We consider the formulation of a symbolic execution (SE) procedure for functional programs that interact with effectful, opaque libraries. Our procedure allows specifications of libraries and abstract data type (ADT) methods that are expressed in Linear Temporal Logic over Finite Traces (LTLf), interpreting them as symbolic finite automata (SFAs) to enable intelligent specification-guided path exploration in this setting. We apply our technique to facilitate the falsification of complex data structure safety properties in terms of effectful operations made by ADT methods on underlying opaque representation type(s). Specifications naturally characterize admissible traces of temporally-ordered events that ADT methods (and the library methods they depend upon) are allowed to perform. We show how to use these specifications to construct feasible symbolic input states for the corresponding methods, as well as how to encode safety properties in terms of this formalism. More importantly, we incorporate the notion of symbolic derivatives, a mechanism that allows the SE procedure to intelligently underapproximate the set of precondition states it needs to explore, based on the automata structures implicit in the provided specifications and the safety property that is to be falsified. Intuitively, derivatives enable symbolic execution to exploit temporal constraints defined by trace-based specifications to quickly prune unproductive paths and discover feasible error states. Experimental results on a wide-range of challenging ADT implementations demonstrate the effectiveness of our approach.
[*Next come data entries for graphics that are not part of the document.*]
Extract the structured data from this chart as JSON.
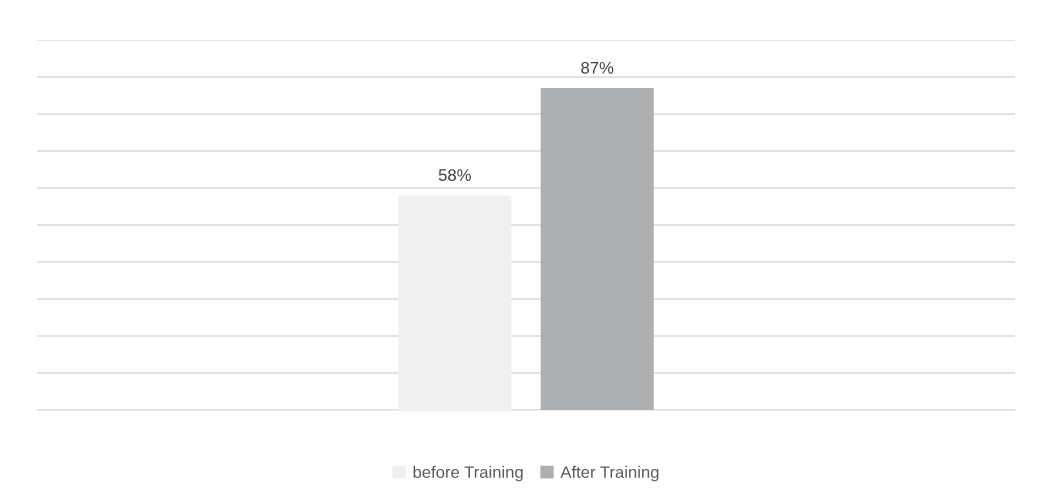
{
  "chart_data": {
    "type": "bar",
    "categories": [
      null
    ],
    "series": [
      {
        "name": "before Training",
        "color": "#f0f0f0",
        "values": [
          58
        ],
        "value_labels": [
          "58%"
        ]
      },
      {
        "name": "After Training",
        "color": "#adafb1",
        "values": [
          87
        ],
        "value_labels": [
          "87%"
        ]
      }
    ],
    "ylim": [
      0,
      100
    ],
    "yticks": [
      {
        "value": 0,
        "label": null
      },
      {
        "value": 10,
        "label": null
      },
      {
        "value": 20,
        "label": null
      },
      {
        "value": 30,
        "label": null
      },
      {
        "value": 40,
        "label": null
      },
      {
        "value": 50,
        "label": null
      },
      {
        "value": 60,
        "label": null
      },
      {
        "value": 70,
        "label": null
      },
      {
        "value": 80,
        "label": null
      },
      {
        "value": 90,
        "label": null
      },
      {
        "value": 100,
        "label": null
      }
    ],
    "grid": "y",
    "legend": "bottom"
  }
}
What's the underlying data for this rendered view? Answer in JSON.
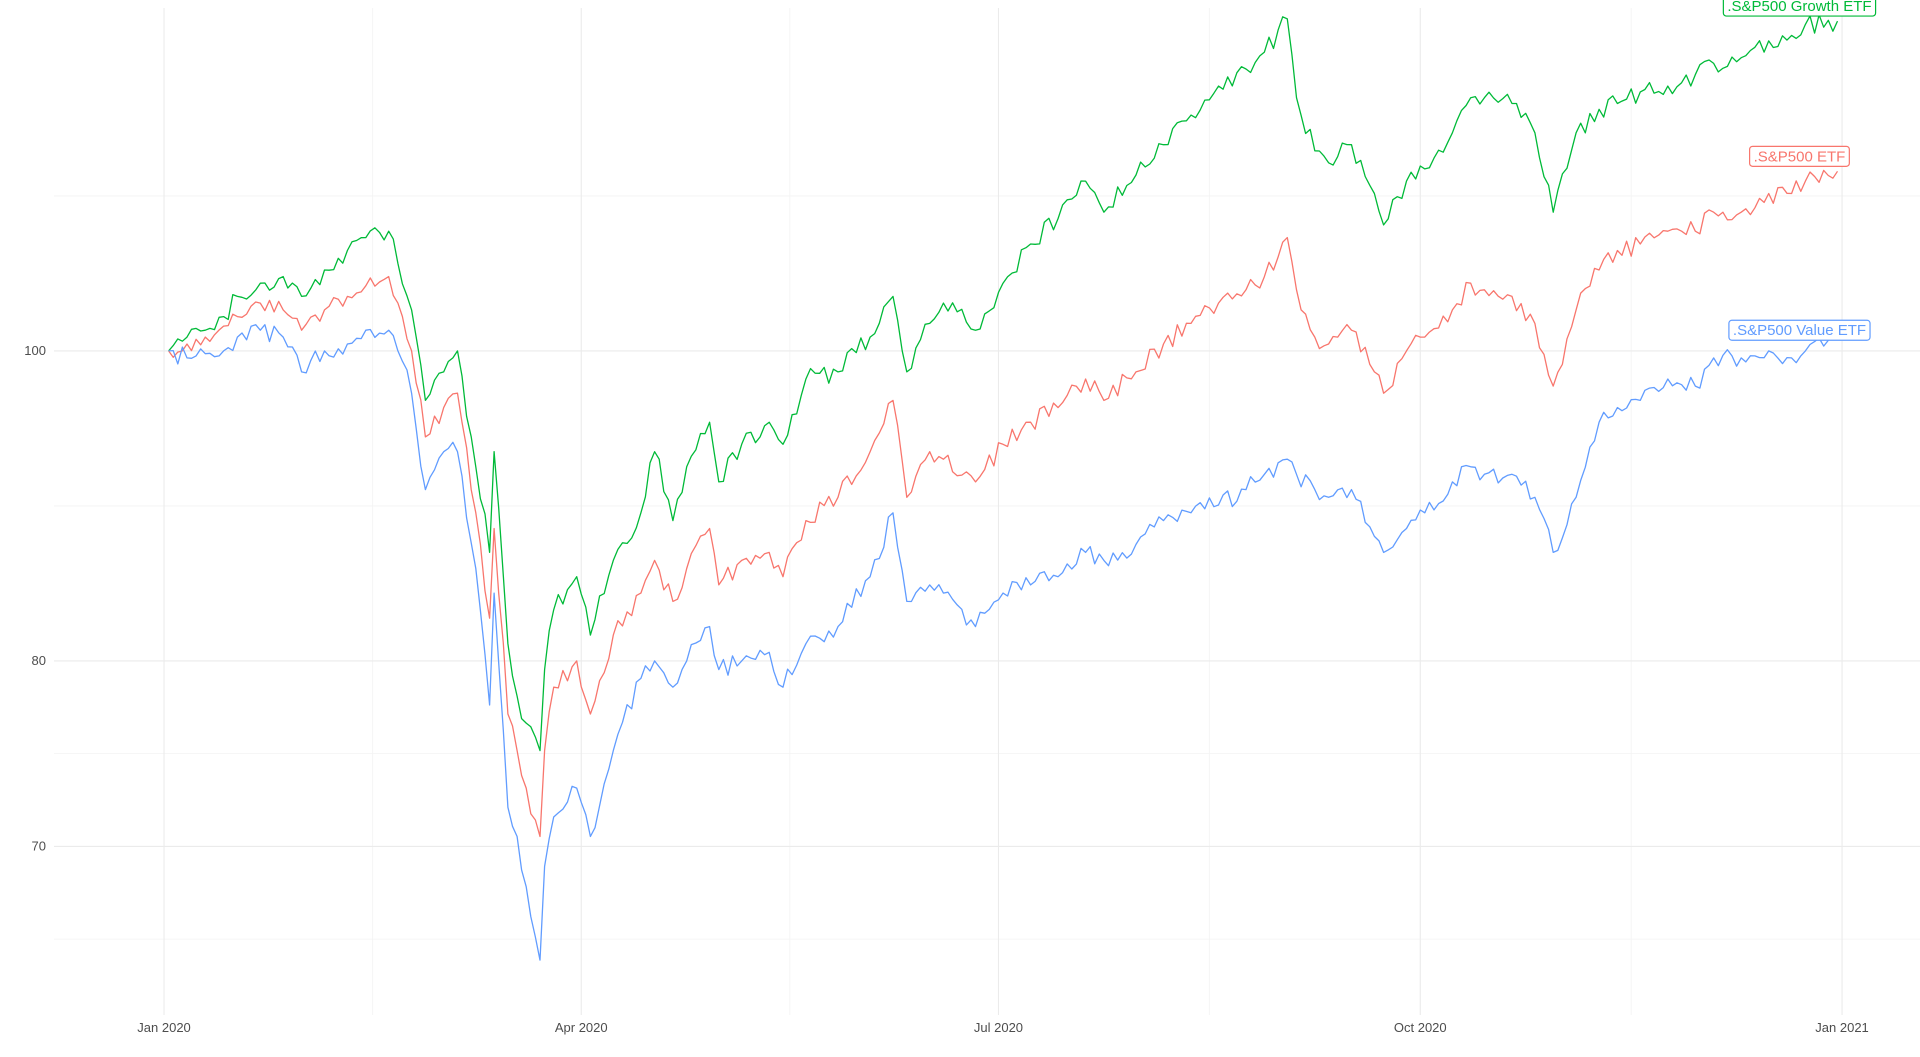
{
  "chart_data": {
    "type": "line",
    "title": "",
    "xlabel": "",
    "ylabel": "",
    "y_scale": "log",
    "ylim": [
      62,
      128
    ],
    "xlim": [
      "2019-12-08",
      "2021-01-18"
    ],
    "grid": true,
    "legend": "direct labels at line ends",
    "x_ticks": [
      {
        "date": "2020-01-01",
        "label": "Jan 2020"
      },
      {
        "date": "2020-04-01",
        "label": "Apr 2020"
      },
      {
        "date": "2020-07-01",
        "label": "Jul 2020"
      },
      {
        "date": "2020-10-01",
        "label": "Oct 2020"
      },
      {
        "date": "2021-01-01",
        "label": "Jan 2021"
      }
    ],
    "y_ticks": [
      {
        "value": 70,
        "label": "70"
      },
      {
        "value": 80,
        "label": "80"
      },
      {
        "value": 100,
        "label": "100"
      }
    ],
    "series": [
      {
        "name": ".S&P500 Growth ETF",
        "color": "#00ba38",
        "points": [
          [
            "2020-01-02",
            100
          ],
          [
            "2020-01-06",
            101
          ],
          [
            "2020-01-10",
            101.5
          ],
          [
            "2020-01-14",
            102.5
          ],
          [
            "2020-01-17",
            104
          ],
          [
            "2020-01-22",
            105
          ],
          [
            "2020-01-27",
            105.5
          ],
          [
            "2020-01-31",
            104
          ],
          [
            "2020-02-05",
            106
          ],
          [
            "2020-02-10",
            107.5
          ],
          [
            "2020-02-14",
            108.5
          ],
          [
            "2020-02-19",
            109
          ],
          [
            "2020-02-21",
            106.5
          ],
          [
            "2020-02-24",
            103
          ],
          [
            "2020-02-27",
            96.5
          ],
          [
            "2020-03-02",
            98.5
          ],
          [
            "2020-03-05",
            100
          ],
          [
            "2020-03-09",
            92
          ],
          [
            "2020-03-12",
            86.5
          ],
          [
            "2020-03-13",
            93
          ],
          [
            "2020-03-16",
            81
          ],
          [
            "2020-03-18",
            78
          ],
          [
            "2020-03-20",
            76.5
          ],
          [
            "2020-03-23",
            75
          ],
          [
            "2020-03-24",
            79.5
          ],
          [
            "2020-03-26",
            83
          ],
          [
            "2020-03-31",
            85
          ],
          [
            "2020-04-03",
            81.5
          ],
          [
            "2020-04-08",
            86
          ],
          [
            "2020-04-14",
            89
          ],
          [
            "2020-04-17",
            93
          ],
          [
            "2020-04-21",
            88.5
          ],
          [
            "2020-04-24",
            92
          ],
          [
            "2020-04-29",
            95
          ],
          [
            "2020-05-01",
            91
          ],
          [
            "2020-05-06",
            93.5
          ],
          [
            "2020-05-12",
            95
          ],
          [
            "2020-05-15",
            93.5
          ],
          [
            "2020-05-20",
            98
          ],
          [
            "2020-05-27",
            98.5
          ],
          [
            "2020-06-03",
            101
          ],
          [
            "2020-06-08",
            104
          ],
          [
            "2020-06-11",
            98.5
          ],
          [
            "2020-06-16",
            102
          ],
          [
            "2020-06-19",
            103.5
          ],
          [
            "2020-06-26",
            101.5
          ],
          [
            "2020-07-02",
            105
          ],
          [
            "2020-07-08",
            108
          ],
          [
            "2020-07-14",
            110
          ],
          [
            "2020-07-20",
            113
          ],
          [
            "2020-07-24",
            110.5
          ],
          [
            "2020-07-31",
            113.5
          ],
          [
            "2020-08-06",
            116
          ],
          [
            "2020-08-12",
            118.5
          ],
          [
            "2020-08-18",
            121
          ],
          [
            "2020-08-24",
            122.5
          ],
          [
            "2020-08-28",
            124
          ],
          [
            "2020-09-02",
            127
          ],
          [
            "2020-09-04",
            120
          ],
          [
            "2020-09-08",
            115.5
          ],
          [
            "2020-09-11",
            114.5
          ],
          [
            "2020-09-16",
            116
          ],
          [
            "2020-09-21",
            112
          ],
          [
            "2020-09-23",
            109.5
          ],
          [
            "2020-09-28",
            113
          ],
          [
            "2020-10-02",
            114
          ],
          [
            "2020-10-08",
            117
          ],
          [
            "2020-10-12",
            120
          ],
          [
            "2020-10-15",
            120
          ],
          [
            "2020-10-21",
            119.5
          ],
          [
            "2020-10-26",
            117
          ],
          [
            "2020-10-30",
            110.5
          ],
          [
            "2020-11-04",
            117
          ],
          [
            "2020-11-09",
            119
          ],
          [
            "2020-11-13",
            119.5
          ],
          [
            "2020-11-18",
            120.5
          ],
          [
            "2020-11-24",
            121
          ],
          [
            "2020-11-30",
            122
          ],
          [
            "2020-12-04",
            123
          ],
          [
            "2020-12-10",
            123.5
          ],
          [
            "2020-12-16",
            125
          ],
          [
            "2020-12-21",
            125.5
          ],
          [
            "2020-12-24",
            126.5
          ],
          [
            "2020-12-31",
            126.8
          ]
        ]
      },
      {
        "name": ".S&P500 ETF",
        "color": "#f8766d",
        "points": [
          [
            "2020-01-02",
            100
          ],
          [
            "2020-01-06",
            100.5
          ],
          [
            "2020-01-10",
            101
          ],
          [
            "2020-01-14",
            101.8
          ],
          [
            "2020-01-17",
            102.5
          ],
          [
            "2020-01-22",
            103.5
          ],
          [
            "2020-01-27",
            103
          ],
          [
            "2020-01-31",
            101.5
          ],
          [
            "2020-02-05",
            103
          ],
          [
            "2020-02-10",
            104
          ],
          [
            "2020-02-14",
            104.8
          ],
          [
            "2020-02-19",
            105.5
          ],
          [
            "2020-02-21",
            103.5
          ],
          [
            "2020-02-24",
            100
          ],
          [
            "2020-02-27",
            94
          ],
          [
            "2020-03-02",
            96
          ],
          [
            "2020-03-05",
            97
          ],
          [
            "2020-03-09",
            89
          ],
          [
            "2020-03-12",
            82.5
          ],
          [
            "2020-03-13",
            88
          ],
          [
            "2020-03-16",
            77
          ],
          [
            "2020-03-18",
            75
          ],
          [
            "2020-03-20",
            73
          ],
          [
            "2020-03-23",
            70.5
          ],
          [
            "2020-03-24",
            75
          ],
          [
            "2020-03-26",
            78.5
          ],
          [
            "2020-03-31",
            80
          ],
          [
            "2020-04-03",
            77
          ],
          [
            "2020-04-08",
            81.5
          ],
          [
            "2020-04-14",
            84
          ],
          [
            "2020-04-17",
            86
          ],
          [
            "2020-04-21",
            83.5
          ],
          [
            "2020-04-24",
            85.5
          ],
          [
            "2020-04-29",
            88
          ],
          [
            "2020-05-01",
            84.5
          ],
          [
            "2020-05-06",
            86
          ],
          [
            "2020-05-12",
            86.5
          ],
          [
            "2020-05-15",
            85
          ],
          [
            "2020-05-20",
            88.5
          ],
          [
            "2020-05-27",
            90
          ],
          [
            "2020-06-03",
            93
          ],
          [
            "2020-06-08",
            96.5
          ],
          [
            "2020-06-11",
            90
          ],
          [
            "2020-06-16",
            93
          ],
          [
            "2020-06-19",
            92.5
          ],
          [
            "2020-06-26",
            91
          ],
          [
            "2020-07-02",
            93.5
          ],
          [
            "2020-07-08",
            95
          ],
          [
            "2020-07-14",
            96
          ],
          [
            "2020-07-20",
            98
          ],
          [
            "2020-07-24",
            96.5
          ],
          [
            "2020-07-31",
            98.5
          ],
          [
            "2020-08-06",
            100.5
          ],
          [
            "2020-08-12",
            102
          ],
          [
            "2020-08-18",
            103.5
          ],
          [
            "2020-08-24",
            104.5
          ],
          [
            "2020-08-28",
            105.5
          ],
          [
            "2020-09-02",
            108.5
          ],
          [
            "2020-09-04",
            104.5
          ],
          [
            "2020-09-08",
            101
          ],
          [
            "2020-09-11",
            100.5
          ],
          [
            "2020-09-16",
            101.5
          ],
          [
            "2020-09-21",
            98.5
          ],
          [
            "2020-09-23",
            97
          ],
          [
            "2020-09-28",
            100
          ],
          [
            "2020-10-02",
            101
          ],
          [
            "2020-10-08",
            103
          ],
          [
            "2020-10-12",
            105
          ],
          [
            "2020-10-15",
            104.5
          ],
          [
            "2020-10-21",
            104
          ],
          [
            "2020-10-26",
            102
          ],
          [
            "2020-10-30",
            97.5
          ],
          [
            "2020-11-04",
            103
          ],
          [
            "2020-11-09",
            106
          ],
          [
            "2020-11-13",
            107.5
          ],
          [
            "2020-11-18",
            108
          ],
          [
            "2020-11-24",
            109
          ],
          [
            "2020-11-30",
            109
          ],
          [
            "2020-12-04",
            110.5
          ],
          [
            "2020-12-10",
            110.5
          ],
          [
            "2020-12-16",
            112
          ],
          [
            "2020-12-21",
            112
          ],
          [
            "2020-12-24",
            113
          ],
          [
            "2020-12-31",
            113.8
          ]
        ]
      },
      {
        "name": ".S&P500 Value ETF",
        "color": "#619cff",
        "points": [
          [
            "2020-01-02",
            100
          ],
          [
            "2020-01-06",
            99.5
          ],
          [
            "2020-01-10",
            99.8
          ],
          [
            "2020-01-14",
            100
          ],
          [
            "2020-01-17",
            101
          ],
          [
            "2020-01-22",
            101.5
          ],
          [
            "2020-01-27",
            101
          ],
          [
            "2020-01-31",
            98.5
          ],
          [
            "2020-02-05",
            100
          ],
          [
            "2020-02-10",
            100.5
          ],
          [
            "2020-02-14",
            101.5
          ],
          [
            "2020-02-19",
            101.5
          ],
          [
            "2020-02-21",
            100
          ],
          [
            "2020-02-24",
            97
          ],
          [
            "2020-02-27",
            90.5
          ],
          [
            "2020-03-02",
            93
          ],
          [
            "2020-03-05",
            93
          ],
          [
            "2020-03-09",
            85.5
          ],
          [
            "2020-03-12",
            77.5
          ],
          [
            "2020-03-13",
            84
          ],
          [
            "2020-03-16",
            72
          ],
          [
            "2020-03-18",
            70.5
          ],
          [
            "2020-03-20",
            68
          ],
          [
            "2020-03-23",
            64.5
          ],
          [
            "2020-03-24",
            69
          ],
          [
            "2020-03-26",
            71.5
          ],
          [
            "2020-03-31",
            73
          ],
          [
            "2020-04-03",
            70.5
          ],
          [
            "2020-04-08",
            75
          ],
          [
            "2020-04-14",
            79
          ],
          [
            "2020-04-17",
            80
          ],
          [
            "2020-04-21",
            78.5
          ],
          [
            "2020-04-24",
            80
          ],
          [
            "2020-04-29",
            82
          ],
          [
            "2020-05-01",
            79.5
          ],
          [
            "2020-05-06",
            80
          ],
          [
            "2020-05-12",
            80.5
          ],
          [
            "2020-05-15",
            78.5
          ],
          [
            "2020-05-20",
            81
          ],
          [
            "2020-05-27",
            82
          ],
          [
            "2020-06-03",
            85
          ],
          [
            "2020-06-08",
            89
          ],
          [
            "2020-06-11",
            83.5
          ],
          [
            "2020-06-16",
            84.5
          ],
          [
            "2020-06-19",
            84
          ],
          [
            "2020-06-26",
            82
          ],
          [
            "2020-07-02",
            84
          ],
          [
            "2020-07-08",
            84.5
          ],
          [
            "2020-07-14",
            85
          ],
          [
            "2020-07-20",
            86.5
          ],
          [
            "2020-07-24",
            86
          ],
          [
            "2020-07-31",
            87
          ],
          [
            "2020-08-06",
            88.5
          ],
          [
            "2020-08-12",
            89
          ],
          [
            "2020-08-18",
            89.5
          ],
          [
            "2020-08-24",
            90.5
          ],
          [
            "2020-08-28",
            91.5
          ],
          [
            "2020-09-02",
            92.5
          ],
          [
            "2020-09-04",
            91.5
          ],
          [
            "2020-09-08",
            90.5
          ],
          [
            "2020-09-11",
            90
          ],
          [
            "2020-09-16",
            90.5
          ],
          [
            "2020-09-21",
            87.5
          ],
          [
            "2020-09-23",
            86.5
          ],
          [
            "2020-09-28",
            88
          ],
          [
            "2020-10-02",
            89
          ],
          [
            "2020-10-08",
            91
          ],
          [
            "2020-10-12",
            92
          ],
          [
            "2020-10-15",
            91.5
          ],
          [
            "2020-10-21",
            91.5
          ],
          [
            "2020-10-26",
            90
          ],
          [
            "2020-10-30",
            86.5
          ],
          [
            "2020-11-04",
            90
          ],
          [
            "2020-11-09",
            95
          ],
          [
            "2020-11-13",
            96
          ],
          [
            "2020-11-18",
            96.5
          ],
          [
            "2020-11-24",
            98
          ],
          [
            "2020-11-30",
            97.5
          ],
          [
            "2020-12-04",
            99.5
          ],
          [
            "2020-12-10",
            99.5
          ],
          [
            "2020-12-16",
            100
          ],
          [
            "2020-12-21",
            99.5
          ],
          [
            "2020-12-24",
            100
          ],
          [
            "2020-12-31",
            101.5
          ]
        ]
      }
    ]
  }
}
翻译：本文提出了一种针对与具有副作用的不透明库交互的函数式程序的符号执行（SE）过程。我们的过程允许以有限迹上的线性时序逻辑（LTLf）来表达库和抽象数据类型（ADT）方法的规约，并将其解释为符号有限自动机（SFA），从而在此设置下实现智能的规约引导路径探索。我们应用该技术来促进基于ADT方法对底层不透明表示类型执行的副作用操作，对复杂数据结构安全属性进行证伪。规约自然地描述了ADT方法（以及它们所依赖的库方法）允许执行的时间顺序事件的可接受迹。我们展示了如何利用这些规约为相应方法构造可行的符号输入状态，以及如何基于此形式化体系对安全属性进行编码。更重要的是，我们引入了符号导数的概念，该机制允许SE过程基于所提供规约中隐含的自动机结构以及待证伪的安全属性，智能地欠近似其需要探索的前提条件状态集合。直观地说，导数使符号执行能够利用基于迹的规约所定义的时间约束，快速剪除无产出的路径并发现可行的错误状态。在大量具有挑战性的ADT实现上的实验结果证明了我们方法的有效性。